Search code examples
rubyweb-scrapingnokogiri

Web Scraping with Nokogiri::HTML and Ruby - How to get output into an array?


I've just started with nokogiri to scrape info from a site and can't figure out how to get the following done. I have some HTML code I want to scrape:

    <div class="compatible_vehicles">
    <div class="heading">
    <h3>Compatible Vehicles</h3>
    </div><!-- .heading -->
    <ul>
            <li>
        <p class="label">Type1</p>
        <p class="data">All</p>
    </li>
    <li>
        <p class="label">Type2</p>
      <p class="data">All</p>
    </li>
    <li>
        <p class="label">Type3</p>
      <p class="data">All</p>
    </li>
    <li>
        <p class="label">Type4</p>
      <p class="data">All</p>
    </li>
    <li>
        <p class="label">Type5</p>
      <p class="data">All</p>
    </li>
    </ul>
    </div><!-- .compatible_vehicles -->

And I've managed to get the output I want on my screen with this:

    i = 0
     doc.css('div > .compatible_vehicles > ul > li').each do |item|  
      label = item.at_css(".label").text
      data = item.at_css(".data").text
     print "#{label} - #{data}" + ','
    end  
    i += 1

This gives me a list like this: Type1 - All,Type2 - All,Type3 - All,Type4 - All,Type5 - All, on the screen.

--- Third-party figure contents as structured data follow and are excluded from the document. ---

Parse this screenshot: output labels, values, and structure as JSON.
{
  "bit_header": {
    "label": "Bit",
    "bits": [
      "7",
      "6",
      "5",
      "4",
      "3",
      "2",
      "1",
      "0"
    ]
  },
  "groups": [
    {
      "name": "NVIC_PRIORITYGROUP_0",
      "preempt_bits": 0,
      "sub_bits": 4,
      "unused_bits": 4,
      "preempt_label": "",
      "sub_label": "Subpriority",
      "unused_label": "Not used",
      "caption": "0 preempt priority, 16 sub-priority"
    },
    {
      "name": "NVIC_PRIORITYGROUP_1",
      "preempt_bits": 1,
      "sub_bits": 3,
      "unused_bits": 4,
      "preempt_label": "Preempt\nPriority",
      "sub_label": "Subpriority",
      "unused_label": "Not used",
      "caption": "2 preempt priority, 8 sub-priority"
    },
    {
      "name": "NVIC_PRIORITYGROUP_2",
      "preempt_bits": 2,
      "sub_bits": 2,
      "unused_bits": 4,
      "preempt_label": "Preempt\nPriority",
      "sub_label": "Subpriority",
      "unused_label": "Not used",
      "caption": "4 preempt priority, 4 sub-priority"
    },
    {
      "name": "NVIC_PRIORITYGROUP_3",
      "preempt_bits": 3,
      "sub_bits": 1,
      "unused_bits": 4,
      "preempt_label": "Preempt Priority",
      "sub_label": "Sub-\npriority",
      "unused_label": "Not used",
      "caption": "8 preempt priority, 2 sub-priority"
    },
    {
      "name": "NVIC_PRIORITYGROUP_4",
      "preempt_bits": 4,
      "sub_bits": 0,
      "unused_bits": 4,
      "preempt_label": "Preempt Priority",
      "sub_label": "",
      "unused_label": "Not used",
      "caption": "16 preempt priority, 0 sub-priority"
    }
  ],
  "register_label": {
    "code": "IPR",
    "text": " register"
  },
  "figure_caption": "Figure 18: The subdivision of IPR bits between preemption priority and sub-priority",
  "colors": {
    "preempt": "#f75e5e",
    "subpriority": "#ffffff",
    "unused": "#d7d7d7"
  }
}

Now I want to get this value in an array to be able to save it to a CSV file. I've tried few things but most of the tries I get an 'Can't convert String to Array' error. Hope someone can help me out with this!


Solution

  • Starting with the HTML:

    html = '
    <div class="compatible_vehicles">
        <div class="heading">
            <h3>Compatible Vehicles</h3>
        </div><!-- .heading -->
        <ul>
            <li>
            <p class="label">Type1</p>
            <p class="data">All</p>
            </li>
            <li>
            <p class="label">Type2</p>
            <p class="data">All</p>
            </li>
            <li>
            <p class="label">Type3</p>
            <p class="data">All</p>
            </li>
            <li>
            <p class="label">Type4</p>
            <p class="data">All</p>
            </li>
            <li>
            <p class="label">Type5</p>
            <p class="data">All</p>
            </li>
        </ul>
    </div><!-- .compatible_vehicles -->
    '
    

    Parsing it with Nokogiri and looping over the <li> tags to get their <p> tag contents:

    require 'nokogiri'
    
    doc = Nokogiri::HTML(html)
    data = doc.search('.compatible_vehicles li').map{ |li|
      li.search('p').map { |p| p.text }
    }
    

    Returns an array of arrays:

    => [["Type1", "All"], ["Type2", "All"], ["Type3", "All"], ["Type4", "All"], ["Type5", "All"]]
    

    From there you should be able to plug that into the examples for the CSV class and get it to work with no trouble.

    Now, compare your code to output to the fields to the screen to this:

    data.map{ |a| a.join(' - ') }.join(', ')
    => "Type1 - All, Type2 - All, Type3 - All, Type4 - All, Type5 - All"
    

    All I'd have to do is puts and it'd print correctly.

    It's really important to think about returning useful data structures. In Ruby, hashes and arrays are very useful, because we can iterate over them and massage them into many forms. It'd be trivial, from the array of arrays, to create a hash:

    Hash[data]
    => {"Type1"=>"All", "Type2"=>"All", "Type3"=>"All", "Type4"=>"All", "Type5"=>"All"}
    

    Which would make it really easy to do lookups.